Alwy Fadhel, ‘Fantasy’, coffee on paper (Refugee Art Project).
Visio Divina – ‘Dreaming free’
Alwy Fadhel was an asylum seeker detained for five years in the Villawood Detention Centre. His art consists of paintings made with instant coffee powder diluted in water. He was taught by an Iraqi detainee who had some knowledge of coffee art.
The use of food as an artistic medium says a lot about the resources provided to human beings in these detention centres.
His works focus on some themes, mainly hardships that detainees commonly face.

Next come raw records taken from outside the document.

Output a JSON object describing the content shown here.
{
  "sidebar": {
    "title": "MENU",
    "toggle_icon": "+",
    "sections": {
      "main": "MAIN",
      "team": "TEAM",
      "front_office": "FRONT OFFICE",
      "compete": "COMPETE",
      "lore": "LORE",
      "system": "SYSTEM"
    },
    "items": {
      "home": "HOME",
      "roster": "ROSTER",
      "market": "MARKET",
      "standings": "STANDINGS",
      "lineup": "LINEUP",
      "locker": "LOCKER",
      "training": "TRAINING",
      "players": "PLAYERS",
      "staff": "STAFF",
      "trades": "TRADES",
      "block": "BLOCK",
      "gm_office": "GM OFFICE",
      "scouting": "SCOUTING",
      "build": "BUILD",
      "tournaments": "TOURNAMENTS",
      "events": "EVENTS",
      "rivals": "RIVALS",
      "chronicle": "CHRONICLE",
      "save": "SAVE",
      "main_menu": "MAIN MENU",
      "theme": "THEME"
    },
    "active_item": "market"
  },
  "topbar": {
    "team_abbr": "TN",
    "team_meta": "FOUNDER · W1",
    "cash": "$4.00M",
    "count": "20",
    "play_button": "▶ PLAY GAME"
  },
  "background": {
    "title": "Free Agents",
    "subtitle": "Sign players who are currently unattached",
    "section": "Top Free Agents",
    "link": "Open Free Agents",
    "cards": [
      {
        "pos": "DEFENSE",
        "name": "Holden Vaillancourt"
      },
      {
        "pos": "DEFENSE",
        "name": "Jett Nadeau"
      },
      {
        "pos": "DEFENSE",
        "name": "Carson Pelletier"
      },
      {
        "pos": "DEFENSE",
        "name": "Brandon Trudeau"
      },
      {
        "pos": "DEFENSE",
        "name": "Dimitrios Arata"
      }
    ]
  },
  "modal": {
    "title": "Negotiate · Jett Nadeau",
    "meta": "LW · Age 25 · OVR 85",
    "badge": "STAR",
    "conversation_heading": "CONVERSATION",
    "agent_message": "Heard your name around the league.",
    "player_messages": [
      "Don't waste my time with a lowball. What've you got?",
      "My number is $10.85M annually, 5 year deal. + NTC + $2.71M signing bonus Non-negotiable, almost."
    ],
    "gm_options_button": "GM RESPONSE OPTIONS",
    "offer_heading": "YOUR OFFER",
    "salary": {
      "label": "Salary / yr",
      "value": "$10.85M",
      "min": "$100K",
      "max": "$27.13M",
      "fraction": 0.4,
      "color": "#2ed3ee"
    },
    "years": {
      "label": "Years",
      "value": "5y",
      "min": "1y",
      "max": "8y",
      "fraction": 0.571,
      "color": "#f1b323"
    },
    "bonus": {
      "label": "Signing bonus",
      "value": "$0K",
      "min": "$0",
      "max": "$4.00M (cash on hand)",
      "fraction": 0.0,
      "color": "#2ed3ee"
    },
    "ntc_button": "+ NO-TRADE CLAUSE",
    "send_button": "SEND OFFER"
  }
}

These include homesickness, anxiety, depression, and the trauma of witnessing others commit acts of self-harm and suicide.
In our gospel, Jesus borrows a donkey to make an entrance into Jerusalem for the Passover. The colt, we read, had never been ridden. We imagined the sensitivity Jesus showed to this young animal.

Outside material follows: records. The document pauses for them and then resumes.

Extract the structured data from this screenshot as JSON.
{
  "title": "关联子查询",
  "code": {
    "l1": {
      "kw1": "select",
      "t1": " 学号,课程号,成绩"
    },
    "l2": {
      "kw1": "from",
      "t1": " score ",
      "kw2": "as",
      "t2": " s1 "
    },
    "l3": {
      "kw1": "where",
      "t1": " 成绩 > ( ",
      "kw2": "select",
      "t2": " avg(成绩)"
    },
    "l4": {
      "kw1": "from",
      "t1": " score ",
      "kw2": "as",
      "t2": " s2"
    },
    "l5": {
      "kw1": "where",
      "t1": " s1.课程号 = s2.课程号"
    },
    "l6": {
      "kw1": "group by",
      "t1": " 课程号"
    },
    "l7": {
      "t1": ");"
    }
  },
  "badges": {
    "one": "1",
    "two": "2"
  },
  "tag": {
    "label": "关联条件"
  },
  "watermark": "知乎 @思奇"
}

Fadhel’s artwork evoked various responses. Some of us saw the ground as water/sea, others saw desert sand, perhaps quicksand – or even shifting ground, as in a dream, the scene shifting from perilous journey by sea or land. The figures – torso of a man with head and arms raised, three doves, pyramid with open eye, running cheetah or leopard – seemed like figures from a dream.

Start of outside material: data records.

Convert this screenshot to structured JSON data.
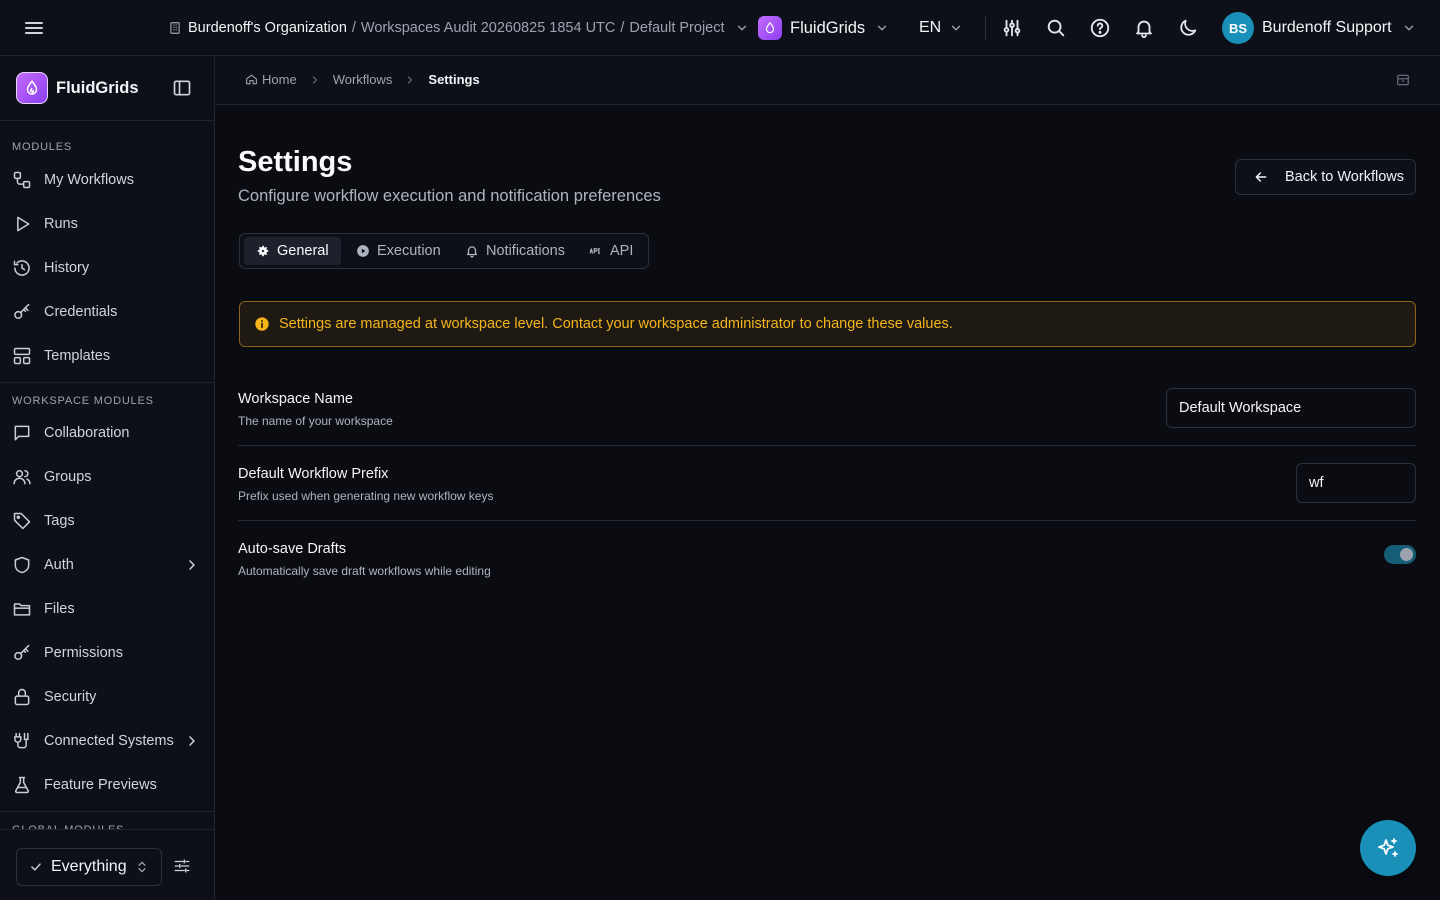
{
  "topbar": {
    "org": "Burdenoff's Organization",
    "separator": "/",
    "workspace": "Workspaces Audit 20260825 1854 UTC",
    "project": "Default Project",
    "app_name": "FluidGrids",
    "language": "EN",
    "user": {
      "initials": "BS",
      "name": "Burdenoff Support"
    }
  },
  "sidebar": {
    "brand": "FluidGrids",
    "modules_label": "MODULES",
    "modules": [
      {
        "label": "My Workflows",
        "icon": "workflow-icon"
      },
      {
        "label": "Runs",
        "icon": "play-icon"
      },
      {
        "label": "History",
        "icon": "history-icon"
      },
      {
        "label": "Credentials",
        "icon": "key-icon"
      },
      {
        "label": "Templates",
        "icon": "templates-icon"
      }
    ],
    "workspace_modules_label": "WORKSPACE MODULES",
    "workspace_modules": [
      {
        "label": "Collaboration",
        "icon": "chat-icon"
      },
      {
        "label": "Groups",
        "icon": "users-icon"
      },
      {
        "label": "Tags",
        "icon": "tag-icon"
      },
      {
        "label": "Auth",
        "icon": "shield-icon"
      },
      {
        "label": "Files",
        "icon": "folder-icon"
      },
      {
        "label": "Permissions",
        "icon": "key-icon"
      },
      {
        "label": "Security",
        "icon": "lock-icon"
      },
      {
        "label": "Connected Systems",
        "icon": "plug-icon"
      },
      {
        "label": "Feature Previews",
        "icon": "flask-icon"
      }
    ],
    "global_modules_label": "GLOBAL MODULES",
    "filter_value": "Everything"
  },
  "breadcrumb": {
    "items": [
      "Home",
      "Workflows",
      "Settings"
    ]
  },
  "page": {
    "title": "Settings",
    "subtitle": "Configure workflow execution and notification preferences",
    "back_button": "Back to Workflows"
  },
  "tabs": [
    {
      "label": "General",
      "icon": "gear-icon",
      "active": true
    },
    {
      "label": "Execution",
      "icon": "play-circle-icon",
      "active": false
    },
    {
      "label": "Notifications",
      "icon": "bell-icon",
      "active": false
    },
    {
      "label": "API",
      "icon": "api-icon",
      "active": false
    }
  ],
  "alert": {
    "message": "Settings are managed at workspace level. Contact your workspace administrator to change these values.",
    "color": "#f5b51b"
  },
  "settings": {
    "workspace_name": {
      "label": "Workspace Name",
      "description": "The name of your workspace",
      "value": "Default Workspace"
    },
    "workflow_prefix": {
      "label": "Default Workflow Prefix",
      "description": "Prefix used when generating new workflow keys",
      "value": "wf"
    },
    "autosave": {
      "label": "Auto-save Drafts",
      "description": "Automatically save draft workflows while editing",
      "enabled": true
    }
  },
  "colors": {
    "accent": "#1a8fb8",
    "brand": "#a855f7",
    "background": "#0a0c12"
  }
}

We considered the symbolic meaning of the ground and figures.
The eye might be regarded the eye of God (wisdom or providence), or a symbol of surveillance.
The doves – taking flight or alighting – may represent freedom, peace, transcendence. We noted that the wing of the dove touches the right arm of the man – conferring the power of flight?
The cheetah runs at top speed to the right of the frame – representing strength, agility, escape. Is it running away from danger or toward prey?
The man reaches up, striking a balletic pose, graceful, as though rising from the waves or grave, breaking free.
The meaning of the work may be determined by the order of symbols observed – the guiding theme may be strength, freedom, vigilance, flight to safety. Each figure appears to be looking or pointing beyond the border of the image.
We were led to share the following prayers
“There is hope.”
“There is joy in running.”
“In the middle of your failures and disasters, you are still beautiful” (Lidia Yuknavitch).
“There can be peace amid chaos.”
“Prayers for all fleeing danger, for all seeking asylum, for refugees experiencing post-traumatic stress.”
“God, watch over us and guide us to safety.”
Next meditation will be May 8, 12pm. All welcome in the church and online:
Meeting ID: 828 4637 5215
The following guidelines (from https://www.prayerandpossibilities.com/pray-with-eyes-of-the-heart-visio-divina/) can be adapted for different occasions.
Find an image for prayer
You can use any type of image for Visio Divina. You might use images found in your church – a religious painting, a stained-glass window, or an icon.
Prepare your heart for prayer
Before you begin, choose your image and have it visible – either be near it in person or have the image pulled up on your phone or computer.
You may want to begin your time in prayer with a scripture reading. If you’re using a religious image, use the scripture related to that image. Or, use a Scripture from the day’s lectionary reading or just a favourite you want to pray.
Allow the image to speak to your heart
Open your eyes and look at the image you’ve selected. Let your eyes pause and focus on the part of the image they’re first drawn to.
Gaze upon just that part of the image for a minute or two. Then close your eyes, still seeing that part of the image in your mind.
Reflect on the entire image
Open your eyes and now look upon the whole image. Gaze upon all of the image, allowing it to draw forth a word, an emotion, or an image in your heart.
What do you hear God whispering into your heart? What thoughts or questions are raised? What emotions do you feel?
Continue to gaze and reflect as long as you need to, then briefly close and rest your eyes.
Pray through the image
Open your eyes. While looking upon the image, respond to God. Pray through the words, images, emotions, questions and thoughts that are now on your heart.
Continue to look upon the image as you pray. Then, close and rest your eyes briefly.
Rest and reflect in God
As you close out your time in prayer, open your eyes and gaze again upon the image. Rest in God’s presence as you reflect upon this prayer experience.
Consider how you’ll take this into your life. You may choose to journal about your experience.